I had graduated, barely, from my college prep high school back in the spring and was now the only one out of an 82 man graduating class not sitting in a college classroom. I was working instead, in retail, wearing mandatory khakis and a polo shirt the color of swimming pool water after a winter of neglect. ‘Twas the kind of job you take after spending the last 12 years in the school system only to emerge without a single clue as to what your future should look like. This kind of low level employment provided me with baseball card money and cash for many a chicken cordon blue sandwich at Burger King. That was enough at the time. It is also the kind of job a 17-year-old kid will occasionally call out sick from without being, you know, sick. I swear I didn’t do this often mom, but on one of the days I did play hookie from the daily grind of stocking shelves and lingering at the snack bar with my buddy, I saw a music video that changed my life forever. It wasn’t on MTV. The video was shown on the short-lived pay-per-view cable music station called The Box. I wish I knew who ordered it. They unknowingly played a role in shaping the remainder of my life. Everything matters, people. Everything.
I am fond of reflecting back on near misses, on the fate behind events that shaped me. That I called out sick, that I happened to be in front of the TV (okay, that was extremely likely back then, but still), and that I turned on The Box at the exact moment The Afghan Whigs’ “Debonair” video began to play was about as luckily-formative as anything before or since. My indie life started right there, ironically with a song from a semi-legendary cult band’s major label debut.
New music isn’t supposed to impact you past the age of 36. Or so said some study I heard about once. It went on to say that the music in your library at that age is the music that will make up your library for the rest of your days.

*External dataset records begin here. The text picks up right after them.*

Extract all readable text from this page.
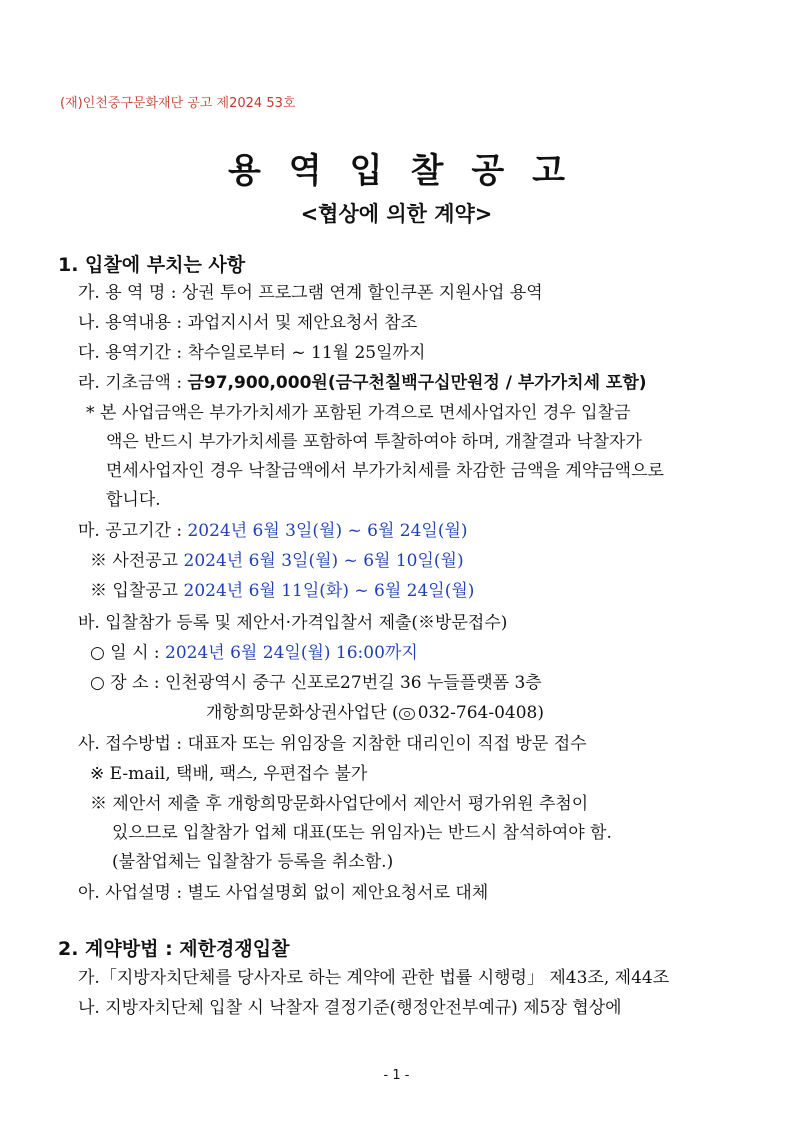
(재)인천중구문화재단 공고 제2024 53호
용역입찰공고
<협상에 의한 계약>
1. 입찰에 부치는 사항
가. 용 역 명 : 상권 투어 프로그램 연계 할인쿠폰 지원사업 용역
나. 용역내용 : 과업지시서 및 제안요청서 참조
다. 용역기간 : 착수일로부터 ~ 11월 25일까지
라. 기초금액 : 금97,900,000원(금구천칠백구십만원정 / 부가가치세 포함)
* 본 사업금액은 부가가치세가 포함된 가격으로 면세사업자인 경우 입찰금
액은 반드시 부가가치세를 포함하여 투찰하여야 하며, 개찰결과 낙찰자가
면세사업자인 경우 낙찰금액에서 부가가치세를 차감한 금액을 계약금액으로
합니다.
마. 공고기간 : 2024년 6월 3일(월) ~ 6월 24일(월)
※ 사전공고 2024년 6월 3일(월) ~ 6월 10일(월)
※ 입찰공고 2024년 6월 11일(화) ~ 6월 24일(월)
바. 입찰참가 등록 및 제안서·가격입찰서 제출(※방문접수)
○ 일 시 : 2024년 6월 24일(월) 16:00까지
○ 장 소 : 인천광역시 중구 신포로27번길 36 누들플랫폼 3층
개항희망문화상권사업단 ( 032-764-0408)
사. 접수방법 : 대표자 또는 위임장을 지참한 대리인이 직접 방문 접수
※ E-mail, 택배, 팩스, 우편접수 불가
※ 제안서 제출 후 개항희망문화사업단에서 제안서 평가위원 추첨이
있으므로 입찰참가 업체 대표(또는 위임자)는 반드시 참석하여야 함.
(불참업체는 입찰참가 등록을 취소함.)
아. 사업설명 : 별도 사업설명회 없이 제안요청서로 대체
2. 계약방법 : 제한경쟁입찰
가.「지방자치단체를 당사자로 하는 계약에 관한 법률 시행령」 제43조, 제44조
나. 지방자치단체 입찰 시 낙찰자 결정기준(행정안전부예규) 제5장 협상에
- 1 -
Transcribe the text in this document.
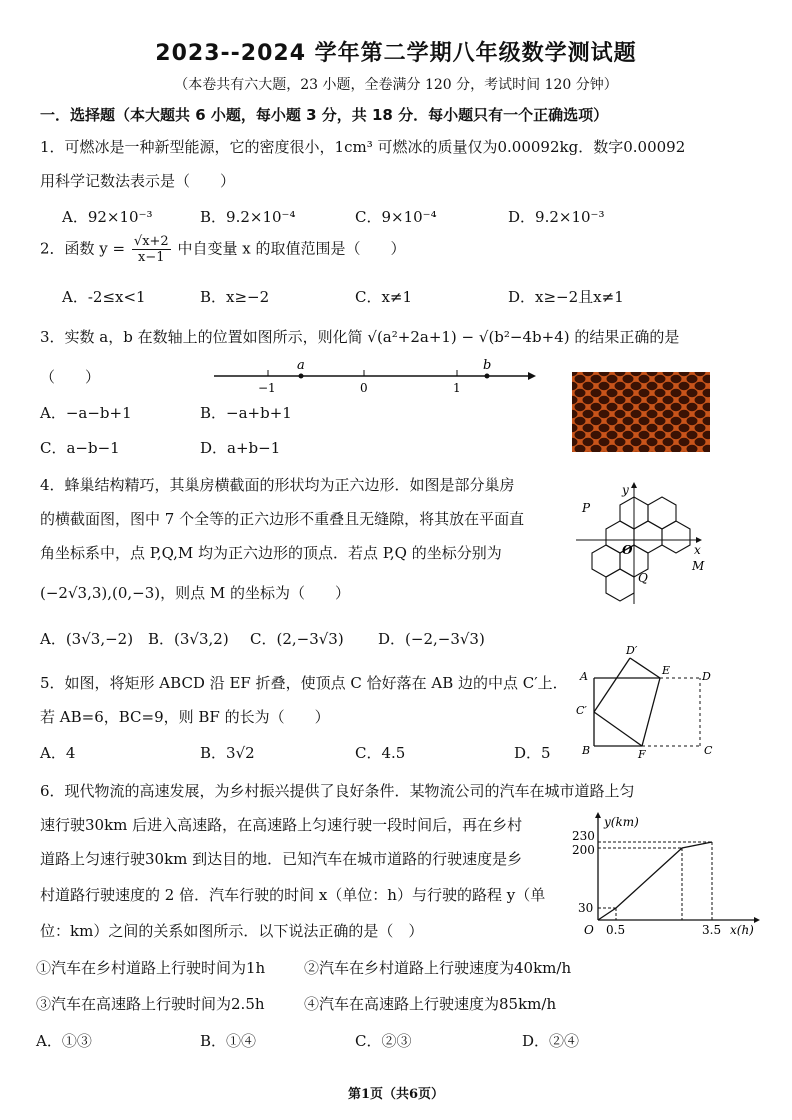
2023--2024 学年第二学期八年级数学测试题
（本卷共有六大题，23 小题，全卷满分 120 分，考试时间 120 分钟）
一．选择题（本大题共 6 小题，每小题 3 分，共 18 分．每小题只有一个正确选项）
1．可燃冰是一种新型能源，它的密度很小，1cm³ 可燃冰的质量仅为0.00092kg．数字0.00092
用科学记数法表示是（　　）
A．92×10⁻³	B．9.2×10⁻⁴	C．9×10⁻⁴	D．9.2×10⁻³
2．函数 $y = \frac{√x+2}{x-1}$ 中自变量 x 的取值范围是（　　）
A．-2≤x<1	B．x≥−2	C．x≠1	D．x≥−2且x≠1
3．实数 a，b 在数轴上的位置如图所示，则化简 √(a²+2a+1) − √(b²−4b+4) 的结果正确的是
（　　）
a	b
−1	0	1
A．−a−b+1	B．−a+b+1
C．a−b−1	D．a+b−1
4．蜂巢结构精巧，其巢房横截面的形状均为正六边形．如图是部分巢房
的横截面图，图中 7 个全等的正六边形不重叠且无缝隙，将其放在平面直
角坐标系中，点 P,Q,M 均为正六边形的顶点．若点 P,Q 的坐标分别为
(−2√3,3),(0,−3)，则点 M 的坐标为（　　）
A．(3√3,−2) B．(3√3,2) C．(2,−3√3) D．(−2,−3√3)
y
x
O
P
Q
M
5．如图，将矩形 ABCD 沿 EF 折叠，使顶点 C 恰好落在 AB 边的中点 C′上．
若 AB=6，BC=9，则 BF 的长为（　　）
A．4	B．3√2	C．4.5	D．5
A
B	C
D
E
F
C′
D′
6．现代物流的高速发展，为乡村振兴提供了良好条件．某物流公司的汽车在城市道路上匀
速行驶30km 后进入高速路，在高速路上匀速行驶一段时间后，再在乡村
道路上匀速行驶30km 到达目的地．已知汽车在城市道路的行驶速度是乡
村道路行驶速度的 2 倍．汽车行驶的时间 x（单位：h）与行驶的路程 y（单
位：km）之间的关系如图所示．以下说法正确的是（　）
①汽车在乡村道路上行驶时间为1h	②汽车在乡村道路上行驶速度为40km/h
③汽车在高速路上行驶时间为2.5h	④汽车在高速路上行驶速度为85km/h
A．①③	B．①④	C．②③	D．②④
y(km)
x(h)
O
230
200
30
0.5	3.5
第1页（共6页）
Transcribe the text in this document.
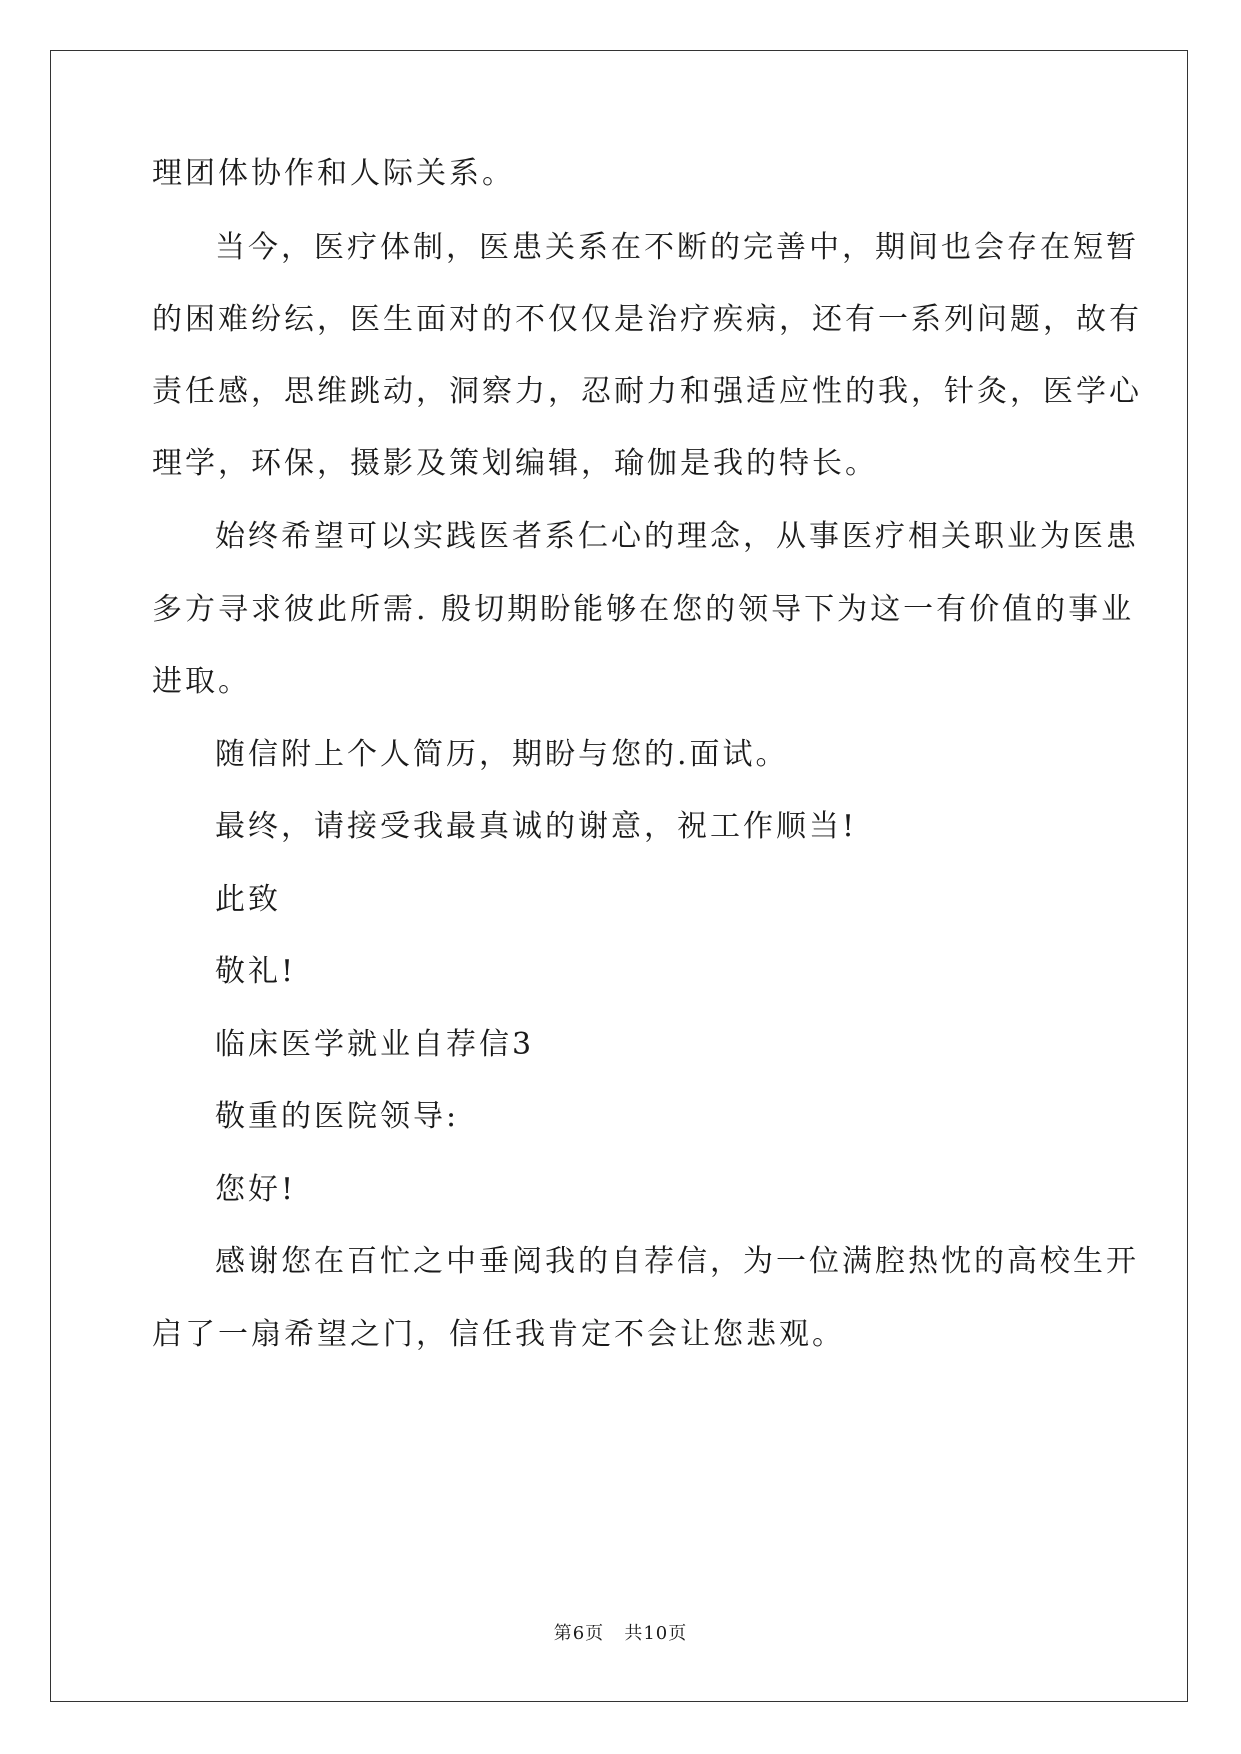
理团体协作和人际关系。
当今，医疗体制，医患关系在不断的完善中，期间也会存在短暂
的困难纷纭，医生面对的不仅仅是治疗疾病，还有一系列问题，故有
责任感，思维跳动，洞察力，忍耐力和强适应性的我，针灸，医学心
理学，环保，摄影及策划编辑，瑜伽是我的特长。
始终希望可以实践医者系仁心的理念，从事医疗相关职业为医患
多方寻求彼此所需. 殷切期盼能够在您的领导下为这一有价值的事业
进取。
随信附上个人简历，期盼与您的.面试。
最终，请接受我最真诚的谢意，祝工作顺当!
此致
敬礼!
临床医学就业自荐信3
敬重的医院领导:
您好!
感谢您在百忙之中垂阅我的自荐信，为一位满腔热忱的高校生开
启了一扇希望之门，信任我肯定不会让您悲观。
第6页   共10页
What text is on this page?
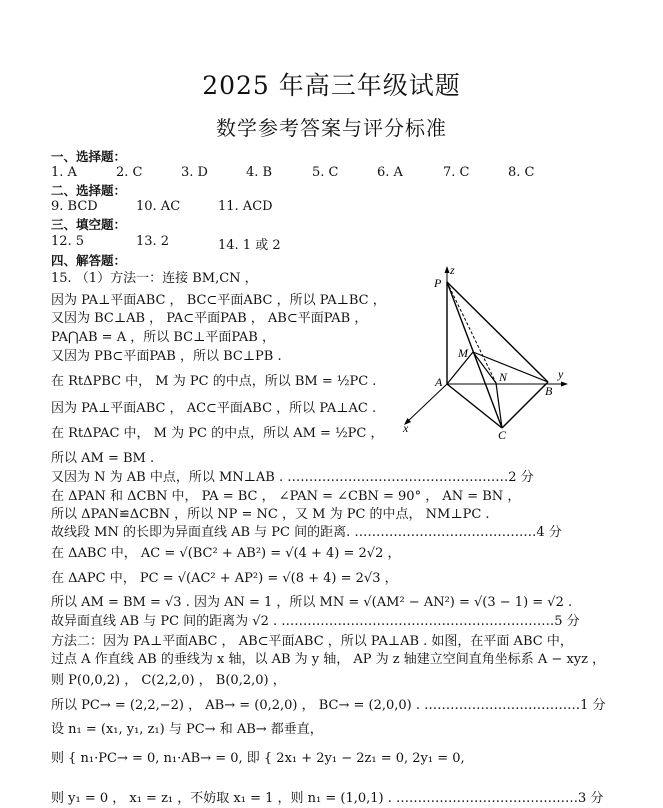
2025 年高三年级试题
数学参考答案与评分标准
一、选择题：
1. A	2. C	3. D	4. B	5. C	6. A	7. C	8. C
二、选择题：
9. BCD	10. AC	11. ACD
三、填空题：
12. 5	13. 2	14. 1 或 2
四、解答题：
15. （1）方法一：连接 BM,CN ，
因为 PA⊥平面ABC ， BC⊂平面ABC ，所以 PA⊥BC ，
又因为 BC⊥AB ， PA⊂平面PAB ， AB⊂平面PAB ，
PA⋂AB = A ，所以 BC⊥平面PAB ，
又因为 PB⊂平面PAB ，所以 BC⊥PB .
在 RtΔPBC 中， M 为 PC 的中点，所以 BM = ½PC .
因为 PA⊥平面ABC ， AC⊂平面ABC ，所以 PA⊥AC .
在 RtΔPAC 中， M 为 PC 的中点，所以 AM = ½PC ，
所以 AM = BM .
又因为 N 为 AB 中点，所以 MN⊥AB . ……………………………………………2 分
在 ΔPAN 和 ΔCBN 中， PA = BC ， ∠PAN = ∠CBN = 90° ， AN = BN ，
所以 ΔPAN≌ΔCBN ，所以 NP = NC ，又 M 为 PC 的中点， NM⊥PC .
故线段 MN 的长即为异面直线 AB 与 PC 间的距离. ……………………………………4 分
在 ΔABC 中， AC = √(BC² + AB²) = √(4 + 4) = 2√2 ，
在 ΔAPC 中， PC = √(AC² + AP²) = √(8 + 4) = 2√3 ，
所以 AM = BM = √3 . 因为 AN = 1 ，所以 MN = √(AM² − AN²) = √(3 − 1) = √2 .
故异面直线 AB 与 PC 间的距离为 √2 . ………………………………………………………5 分
方法二：因为 PA⊥平面ABC ， AB⊂平面ABC ，所以 PA⊥AB . 如图，在平面 ABC 中，
过点 A 作直线 AB 的垂线为 x 轴，以 AB 为 y 轴， AP 为 z 轴建立空间直角坐标系 A − xyz ，
则 P(0,0,2) ， C(2,2,0) ， B(0,2,0) ，
所以 PC→ = (2,2,−2) ， AB→ = (0,2,0) ， BC→ = (2,0,0) . ………………………………1 分
设 n₁ = (x₁, y₁, z₁) 与 PC→ 和 AB→ 都垂直，
则 { n₁·PC→ = 0, n₁·AB→ = 0, 即 { 2x₁ + 2y₁ − 2z₁ = 0, 2y₁ = 0,
则 y₁ = 0 ， x₁ = z₁ ，不妨取 x₁ = 1 ，则 n₁ = (1,0,1) . ……………………………………3 分
z
P
M
A	N
B
y
C
x
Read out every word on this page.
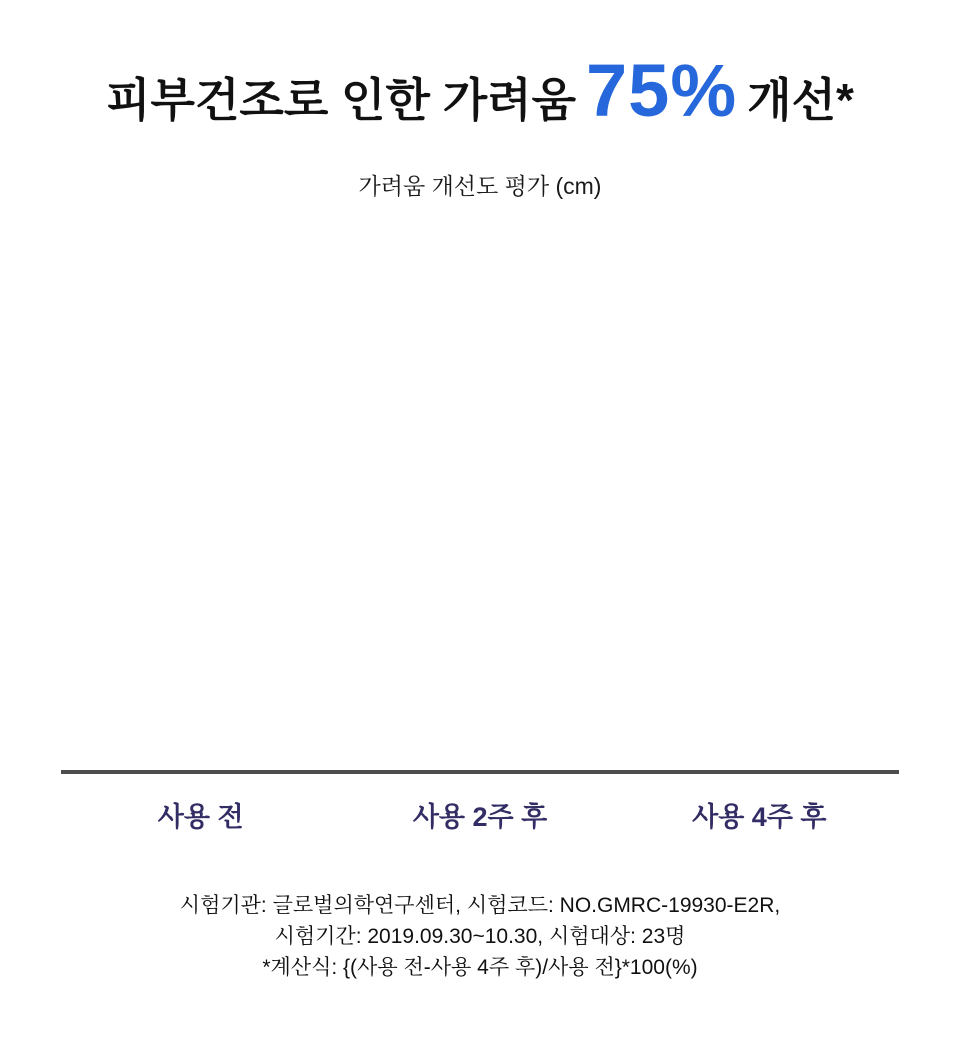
피부건조로 인한 가려움 75% 개선*
가려움 개선도 평가 (cm)
사용 전	사용 2주 후	사용 4주 후
시험기관: 글로벌의학연구센터, 시험코드: NO.GMRC-19930-E2R,
시험기간: 2019.09.30~10.30, 시험대상: 23명
*계산식: {(사용 전-사용 4주 후)/사용 전}*100(%)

From what I have seen and heard of people at or near my age, this theory is awfully close to true. Musical discovery does seem to cease in the middle 30’s if not sooner, and the music of your youth becomes the soundtrack too of your future. Fortunately for me, that is not the case. I am still on the search for music old and music new. And like The Afghan Whigs on The Box on that fateful fake sick day 20 years ago, destiny has intervened again, this time on Facebook.
You don’t often get a 2nd chance to fall in love, but I’m so glad I did with Frank Turner. Bill Childs had posted a video of Turner’s last year which I watched and enjoyed but took no further action. He posted another earlier this year, the one below, and my life has been altered once again. The lines of communication with the angry yet hopeful boy inside me have been opened thanks to the “guitar, drums, and desperate poetry” of the british punk folkster. And while I discovered and enjoyed The Afghan Whigs alone, my love of Frank Turner is being shared with my wife and my daughters, which makes it 200% better. I took my oldest girl out of school last Friday to see Turner play a free mid-day show broadcast on the radio (meaning no cursing) and then the wifey and I were out until 1am screaming along with him in Philly later that evening. We were drenched with sweat, voices scratchy, and loving every damn minute of it.
You are never too old to fall in love. To be moved. To feel inspired. To cut & paste lyrics into texts sent to the ones you hold most dear in the world. Or to bounce around with a fist in the air shout-singing along with every.single.word.